C'est ce qu'on retiendra de la surprenante rubrique "Coup de fil piège à..." de Bernard Dolet du quotidien L'Equipe, dont Bruno Bini était la cible, dans l'édition du lundi 15 août 2011.
Depuis 2007, Bruno Bini est l'homme de la situation. Après avoir mené les filles -16 et -19 puis avoir signé un coup d'essai prometteur avec les "grandes" en 2009 (première qualification des Bleues pour une phase finale d'une compétition internationale, sortant des poules à l'Euro et battues seulement aux tirs au but), il a connu le grand frisson cet été avec les Soubeyrand, Bompastor, Viguier Nécib et autres Thiney : une quatrième place à la Coupe du Monde 2011, belle aventure synonyme de qualification pour les Jeux Olympiques de Londres en 2012.
"J'ai déposé seize chansons. La chanson, ça m'oxygène."
Si la vibrante épopée a permis de braquer un peu plus les projecteurs sur un foot féminin en plein essor, il n'a pas tout changé. A commencer par le style Bini, fait de caractère et d'humilité. "Ma petite personne, vous savez... Je ne suis pas Domenech", lâche-t-il notamment à son farceur, qui veut lui faire croire qu'il compose une chanson à la gloire de ces Bleues de l'ère Bini. Vous imaginez bien que Bruno Bini, 56 ans, a été un peu décontenancé quand un coco se présentant comme un auteur de chansons du nom de Patrick Serras l'a appelé pour l'informer qu'il avait composé un tube à sortir avant que "le soufflé des femmes du foot retombe" : "Mais il n'y a pas de raison ! La fédé va faire un gros effort pour elles, et Direct 8 retransmettra leurs matches", commence par répondre l'entraîneur. Avant d'enchaîner, étonnant : "Bon, maintenant, sachez que j'ai une carte d'auteur à la SACEM où j'ai déposé seize chansons, mon ami CTR de Corse ayant signé les mélodies. La chanson, ça m'oxygène."
Initiales B.B.
Ah, ah ! Il y a peut-être moyen pour ledit Patrick Serras de parler business, alors ?! L'auteur du canular s'engouffre dans la brèche, brandissant "l'idée d'un pot-pourri qui reprendrait d'anciens tubes et votre nom" avant de citer la Bardot de Gainsbourg, Initiales B.B.. Comme Bruno Bini, mais aussi : "C'est drôle parce que ma femme s'appelle Brigitte et ma fille Bérengère.
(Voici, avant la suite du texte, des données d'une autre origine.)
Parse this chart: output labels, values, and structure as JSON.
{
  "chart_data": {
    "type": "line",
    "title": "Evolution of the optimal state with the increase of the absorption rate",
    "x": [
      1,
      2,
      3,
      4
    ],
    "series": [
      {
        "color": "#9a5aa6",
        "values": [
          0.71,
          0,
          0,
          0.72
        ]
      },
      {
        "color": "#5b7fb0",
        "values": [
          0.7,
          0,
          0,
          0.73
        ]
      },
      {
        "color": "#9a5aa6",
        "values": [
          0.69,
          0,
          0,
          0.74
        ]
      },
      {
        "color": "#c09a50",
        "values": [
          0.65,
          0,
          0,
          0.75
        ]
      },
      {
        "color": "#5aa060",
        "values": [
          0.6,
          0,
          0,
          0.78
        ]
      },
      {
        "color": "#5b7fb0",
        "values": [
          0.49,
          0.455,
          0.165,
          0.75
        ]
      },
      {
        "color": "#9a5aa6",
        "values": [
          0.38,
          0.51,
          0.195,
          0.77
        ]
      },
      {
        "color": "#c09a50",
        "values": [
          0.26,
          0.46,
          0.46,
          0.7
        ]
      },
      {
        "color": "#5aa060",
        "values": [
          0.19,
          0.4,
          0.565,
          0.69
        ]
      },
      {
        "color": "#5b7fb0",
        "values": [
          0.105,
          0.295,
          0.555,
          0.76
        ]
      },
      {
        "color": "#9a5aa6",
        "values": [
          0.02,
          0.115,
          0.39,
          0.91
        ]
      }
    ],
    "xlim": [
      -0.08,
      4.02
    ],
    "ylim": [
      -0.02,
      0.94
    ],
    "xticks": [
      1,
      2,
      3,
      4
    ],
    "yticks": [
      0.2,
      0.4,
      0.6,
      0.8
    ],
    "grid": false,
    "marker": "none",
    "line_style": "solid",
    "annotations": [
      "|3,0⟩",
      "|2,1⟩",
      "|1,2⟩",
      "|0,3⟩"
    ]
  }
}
Si j'avais eu un fils, il se serait prénommé Bastien. On ne serait pas sorti de nos initiales à nous", réagit le coach.
En hardi, Patrick Serras, suggère un Dutronc revisité, "J'aime les filles... en Bini-jupe". "Continuez", rebondit l'interlocuteur. Puis face à au projet d'un clip en mini-jupe sur une Harley ou en bikini pour un Itsi Bitsi petit Bini-bikini à la Dalida, l'entraîneur envoie vers la FFF et le service marketing : "Je ne suis pas sûr que ça intéresserait les gens (...) L'argent n'est pas mon moteur." Et de brandir le principe de "projet de vie" qu'il défend toujours avec ferveur et auquel ses protégées doivent adhérer pour créer un groupe soudé - "Bien vivre ensemble pour bien jouer ensemble".
A la fin, quand la supercherie est avouée par Bernard Dolet, Bruno Bini, encore un peu méfiant, reste terre à terre : "Ah ! Bon." Mais l'idée germera peut-être dans la tête de celui qui a, dans ses rituels incontournables avec ses Bleues, une fameuse "chanson du coach" qu'il interprète en leur tournant le dos - pour ne pas les empêcher de chanter avec lui.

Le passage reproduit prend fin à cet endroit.